Data Engineer (Mid - Senior)

  • Umpisa Inc
  • Verified

Job Description

At Umpisa Inc., our mission is to make the Philippines be known globally as a tech hub. 

Umpisa Inc. is a progressive technology services company that partners with select industries, clients and people to work on pioneering and industry-changing solutions via digital transformation, modern software development and venture building.

We create a set of world-class and impactful products and solutions to help organizations and individuals live better lives. We offer demanding, challenging and rewarding careers in software development, product development, emerging technologies, and more for the right candidates.

Essential Skills:

  • Aligns with our values: Excellence, Integrity, Professionalism, People Success, Customer Success, Fun, Innovation and Diversity
  • Strong communication skills
  • Strong problem solving and analytical skills
  • Excellent problem-solving ability
  • Would like to work as part of a self-organizing Scrum team in a scaled agile framework
  • Must be a self-starter and loves to collaborate with the team and client

Job Summary

The Data Engineer will be responsible for designing, building, and maintaining the data architecture, pipelines, and systems that enable the efficient collection, processing, and storage of data across the organization.
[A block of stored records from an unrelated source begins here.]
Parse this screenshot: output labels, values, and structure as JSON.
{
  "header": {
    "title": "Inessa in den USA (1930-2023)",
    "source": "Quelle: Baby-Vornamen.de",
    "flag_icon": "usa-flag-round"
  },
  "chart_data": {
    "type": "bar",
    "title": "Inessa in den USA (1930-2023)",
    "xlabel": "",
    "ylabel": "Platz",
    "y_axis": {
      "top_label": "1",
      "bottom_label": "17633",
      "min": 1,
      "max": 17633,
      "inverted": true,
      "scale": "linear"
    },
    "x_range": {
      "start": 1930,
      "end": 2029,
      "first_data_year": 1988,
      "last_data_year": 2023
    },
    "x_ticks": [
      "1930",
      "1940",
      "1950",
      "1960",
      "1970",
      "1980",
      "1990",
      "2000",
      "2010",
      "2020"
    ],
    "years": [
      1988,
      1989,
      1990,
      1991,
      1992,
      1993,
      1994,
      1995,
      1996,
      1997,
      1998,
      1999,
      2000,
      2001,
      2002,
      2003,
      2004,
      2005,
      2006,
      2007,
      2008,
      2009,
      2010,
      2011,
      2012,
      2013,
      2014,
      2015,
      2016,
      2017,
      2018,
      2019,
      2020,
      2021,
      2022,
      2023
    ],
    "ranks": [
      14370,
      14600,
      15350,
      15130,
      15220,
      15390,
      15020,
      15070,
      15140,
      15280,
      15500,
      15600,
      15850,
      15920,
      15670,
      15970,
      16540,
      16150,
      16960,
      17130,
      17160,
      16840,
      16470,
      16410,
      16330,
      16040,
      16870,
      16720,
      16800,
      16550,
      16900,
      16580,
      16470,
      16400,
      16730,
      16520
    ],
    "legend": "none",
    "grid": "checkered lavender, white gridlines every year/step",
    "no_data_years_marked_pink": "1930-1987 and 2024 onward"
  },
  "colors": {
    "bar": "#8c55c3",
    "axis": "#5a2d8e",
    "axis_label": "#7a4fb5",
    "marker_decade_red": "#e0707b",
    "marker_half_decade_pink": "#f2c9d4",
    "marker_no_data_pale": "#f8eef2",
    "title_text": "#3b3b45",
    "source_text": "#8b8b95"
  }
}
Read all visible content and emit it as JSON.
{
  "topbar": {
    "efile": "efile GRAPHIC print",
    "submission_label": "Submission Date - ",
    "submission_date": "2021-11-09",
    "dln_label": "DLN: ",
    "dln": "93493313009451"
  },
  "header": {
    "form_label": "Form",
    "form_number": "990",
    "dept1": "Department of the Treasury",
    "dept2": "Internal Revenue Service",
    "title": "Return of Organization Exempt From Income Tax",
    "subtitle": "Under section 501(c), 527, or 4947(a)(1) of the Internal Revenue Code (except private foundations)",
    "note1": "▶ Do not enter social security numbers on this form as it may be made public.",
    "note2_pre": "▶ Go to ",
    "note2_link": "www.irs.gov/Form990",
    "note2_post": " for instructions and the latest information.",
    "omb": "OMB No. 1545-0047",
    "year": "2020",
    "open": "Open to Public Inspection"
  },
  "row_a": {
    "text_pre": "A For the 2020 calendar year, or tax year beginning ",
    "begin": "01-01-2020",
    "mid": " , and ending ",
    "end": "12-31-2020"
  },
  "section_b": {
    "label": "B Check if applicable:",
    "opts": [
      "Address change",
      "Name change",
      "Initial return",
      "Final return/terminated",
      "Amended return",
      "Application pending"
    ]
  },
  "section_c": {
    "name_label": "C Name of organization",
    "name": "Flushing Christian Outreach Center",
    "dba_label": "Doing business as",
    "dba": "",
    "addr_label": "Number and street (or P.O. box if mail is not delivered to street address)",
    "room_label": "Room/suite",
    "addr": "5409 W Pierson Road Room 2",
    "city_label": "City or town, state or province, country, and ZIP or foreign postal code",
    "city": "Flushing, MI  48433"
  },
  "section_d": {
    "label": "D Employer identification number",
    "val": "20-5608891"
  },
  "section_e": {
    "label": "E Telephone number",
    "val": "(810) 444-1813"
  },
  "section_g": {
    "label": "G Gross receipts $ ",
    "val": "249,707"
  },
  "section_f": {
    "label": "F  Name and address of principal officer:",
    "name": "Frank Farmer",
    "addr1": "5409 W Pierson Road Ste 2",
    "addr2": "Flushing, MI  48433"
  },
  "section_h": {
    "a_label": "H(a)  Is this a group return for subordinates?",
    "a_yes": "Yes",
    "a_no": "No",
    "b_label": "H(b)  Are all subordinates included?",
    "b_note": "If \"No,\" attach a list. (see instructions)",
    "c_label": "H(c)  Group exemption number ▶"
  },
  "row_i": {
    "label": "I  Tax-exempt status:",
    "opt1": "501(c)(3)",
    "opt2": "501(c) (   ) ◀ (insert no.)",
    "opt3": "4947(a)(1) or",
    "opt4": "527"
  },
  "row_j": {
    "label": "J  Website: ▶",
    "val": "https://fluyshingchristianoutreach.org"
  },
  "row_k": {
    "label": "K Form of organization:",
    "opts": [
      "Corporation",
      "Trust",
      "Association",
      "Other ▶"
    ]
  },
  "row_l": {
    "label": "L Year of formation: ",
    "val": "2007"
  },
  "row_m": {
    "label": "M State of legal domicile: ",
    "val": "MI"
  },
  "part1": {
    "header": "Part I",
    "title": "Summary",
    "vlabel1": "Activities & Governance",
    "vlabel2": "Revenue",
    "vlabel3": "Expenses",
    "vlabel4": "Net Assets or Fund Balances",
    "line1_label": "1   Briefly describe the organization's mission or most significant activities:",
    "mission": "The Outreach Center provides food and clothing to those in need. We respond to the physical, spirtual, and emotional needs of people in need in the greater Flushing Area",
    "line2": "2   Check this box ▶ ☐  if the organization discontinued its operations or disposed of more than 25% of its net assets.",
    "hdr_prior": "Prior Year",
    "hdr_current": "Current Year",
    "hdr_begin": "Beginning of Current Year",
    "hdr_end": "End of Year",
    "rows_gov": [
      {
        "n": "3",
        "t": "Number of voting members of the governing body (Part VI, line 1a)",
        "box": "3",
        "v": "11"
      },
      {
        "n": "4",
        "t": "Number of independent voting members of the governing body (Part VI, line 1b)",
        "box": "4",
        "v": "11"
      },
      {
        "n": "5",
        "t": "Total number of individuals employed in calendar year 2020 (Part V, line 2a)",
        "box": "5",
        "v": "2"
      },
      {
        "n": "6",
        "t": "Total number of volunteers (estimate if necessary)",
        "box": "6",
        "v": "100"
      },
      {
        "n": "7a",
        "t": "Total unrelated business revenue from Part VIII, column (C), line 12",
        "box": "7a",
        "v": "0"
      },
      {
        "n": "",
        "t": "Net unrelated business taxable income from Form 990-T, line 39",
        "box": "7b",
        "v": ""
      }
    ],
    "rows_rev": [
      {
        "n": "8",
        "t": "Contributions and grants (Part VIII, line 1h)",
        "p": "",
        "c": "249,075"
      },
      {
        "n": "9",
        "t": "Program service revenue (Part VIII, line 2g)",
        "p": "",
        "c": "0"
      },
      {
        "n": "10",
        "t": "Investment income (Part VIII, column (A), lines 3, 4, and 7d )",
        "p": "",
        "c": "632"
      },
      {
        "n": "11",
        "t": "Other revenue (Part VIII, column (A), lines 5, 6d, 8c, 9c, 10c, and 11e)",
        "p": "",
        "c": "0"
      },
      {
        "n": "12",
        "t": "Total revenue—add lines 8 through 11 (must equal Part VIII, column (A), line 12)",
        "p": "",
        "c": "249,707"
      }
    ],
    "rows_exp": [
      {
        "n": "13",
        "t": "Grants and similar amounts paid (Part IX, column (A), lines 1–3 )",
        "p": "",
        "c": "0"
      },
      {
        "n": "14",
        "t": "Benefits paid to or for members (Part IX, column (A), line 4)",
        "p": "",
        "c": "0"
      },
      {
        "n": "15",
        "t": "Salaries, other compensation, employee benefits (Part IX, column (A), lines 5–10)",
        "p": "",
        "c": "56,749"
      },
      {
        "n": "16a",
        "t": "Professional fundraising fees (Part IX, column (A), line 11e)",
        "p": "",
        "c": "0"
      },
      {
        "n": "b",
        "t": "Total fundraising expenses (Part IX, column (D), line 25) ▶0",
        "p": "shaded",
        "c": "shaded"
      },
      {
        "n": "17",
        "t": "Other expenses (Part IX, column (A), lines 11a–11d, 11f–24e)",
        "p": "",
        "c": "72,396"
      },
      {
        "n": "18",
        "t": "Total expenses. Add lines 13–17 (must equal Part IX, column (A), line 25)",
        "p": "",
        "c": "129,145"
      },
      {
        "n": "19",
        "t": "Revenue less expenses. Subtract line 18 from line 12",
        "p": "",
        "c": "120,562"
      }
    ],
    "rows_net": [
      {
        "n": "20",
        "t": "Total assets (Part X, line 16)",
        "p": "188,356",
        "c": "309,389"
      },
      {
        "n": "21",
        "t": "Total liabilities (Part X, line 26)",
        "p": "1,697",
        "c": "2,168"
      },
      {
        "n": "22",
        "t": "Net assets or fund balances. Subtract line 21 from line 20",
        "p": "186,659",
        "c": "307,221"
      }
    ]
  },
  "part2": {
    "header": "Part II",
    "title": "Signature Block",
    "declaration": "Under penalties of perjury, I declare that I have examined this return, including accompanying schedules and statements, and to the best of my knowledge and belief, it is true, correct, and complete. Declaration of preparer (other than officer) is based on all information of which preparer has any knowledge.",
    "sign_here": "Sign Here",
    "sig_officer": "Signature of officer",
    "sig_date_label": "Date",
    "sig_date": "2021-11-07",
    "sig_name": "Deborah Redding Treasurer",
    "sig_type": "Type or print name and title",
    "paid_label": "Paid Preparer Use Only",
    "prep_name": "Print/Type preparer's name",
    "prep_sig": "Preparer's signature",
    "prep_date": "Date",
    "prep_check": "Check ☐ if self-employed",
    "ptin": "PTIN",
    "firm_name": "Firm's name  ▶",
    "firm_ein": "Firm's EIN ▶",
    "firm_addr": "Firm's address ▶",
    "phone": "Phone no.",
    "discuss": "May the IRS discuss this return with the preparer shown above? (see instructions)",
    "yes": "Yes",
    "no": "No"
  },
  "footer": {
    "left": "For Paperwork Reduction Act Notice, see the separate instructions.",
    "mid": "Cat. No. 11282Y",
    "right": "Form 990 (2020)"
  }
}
You’ll work closely with data analysts and other technical teams to ensure that the data infrastructure is robust, scalable, and able to handle the increasing volume and complexity of data. The role will empower teams to leverage data for actionable insights and strategic decision-making.

Requirements

Key Responsibilities:

  • Data Pipeline Development: Design, build, and maintain scalable data pipelines for collecting, processing, and storing data from various internal and external sources.
  • Data Integration: Work with various data sources, including APIs, databases, and cloud services, to integrate and centralize data into a unified data warehouse or data lake.
  • ETL/ELT Processes: Develop and optimize ETL (Extract, Transform, Load) or ELT (Extract, Load, Transform) processes to ensure efficient and accurate data ingestion and transformation.
  • Data Warehousing & Architecture: Design and implement data architecture solutions to ensure data is structured, stored, and accessible for analysis. This includes the maintenance of relational and non-relational databases (e.g., SQL, NoSQL, data lakes).
  • Data Quality & Governance: Monitor and enforce data quality standards, data governance policies, and best practices for data security, privacy, and compliance.
  • Automation: Automate repetitive data processing tasks to ensure efficiency, scalability, and reliability in data workflows.
  • Collaboration: Work closely with data scientists, data analysts, and business intelligence teams to understand their data needs and ensure that data infrastructure supports their requirements.
  • Performance Optimization: Identify and implement optimizations to improve the performance of data systems, pipelines, and queries, ensuring timely and reliable access to data.
  • Documentation & Support: Maintain detailed documentation of data architecture, pipeline processes, and best practices to ensure knowledge sharing and system sustainability.
  • Monitoring & Troubleshooting: Monitor data systems and pipelines to proactively identify issues, perform debugging, and implement solutions to ensure system reliability.

Minimum Requirements:

  • Trustworthy, self-motivated, responsive and sharp
  • Strong listening, verbal, written and presentation communication skills are essential
  • Excellent attention to detail
  • Strong communication skills, organization skills, time management skills

Preferred Qualifications

  • Bachelor’s degree in Computer Science, Engineering, Data Science, or a related field. Master’s degree is a plus.
  • 3+ years of experience in data engineering or a related technical field.
  • Proficiency in programming languages such as Python, Java, or Scala.
  • Strong experience with data warehousing solutions (e.g., Amazon Redshift, Google BigQuery, Snowflake, or similar).
  • Expertise in building and managing ETL/ELT pipelines using tools like Apache Airflow, Apache Kafka, Talend, or similar.
  • Solid understanding of relational and NoSQL databases (e.g., MySQL, PostgreSQL, MongoDB, Cassandra, etc.).
  • Experience with cloud computing platforms (AWS, Google Cloud, Azure) and services like S3, Lambda, Dataflow, or Databricks.
  • Familiarity with containerization tools (e.g., Docker, Kubernetes) is a plus.
  • Experience with data modeling and schema design for large-scale data systems.
  • Knowledge of version control systems (e.g., Git).
  • Strong problem-solving skills with a focus on scalable, efficient data processing and storage.
  • Experience in optimizing database performance and query efficiency.
  • Ability to work effectively with both technical and non-technical teams.
  • Excellent written and verbal communication skills for documenting workflows and presenting complex concepts.
  • Familiarity with machine learning pipelines and frameworks (e.g., TensorFlow, PyTorch) is a plus.
  • Experience with real-time data processing systems (e.g., Apache Flink, Spark Streaming).
  • Knowledge of data privacy regulations (e.g., GDPR, CCPA) and implementing compliance measures.
  • Experience working in an Agile environment.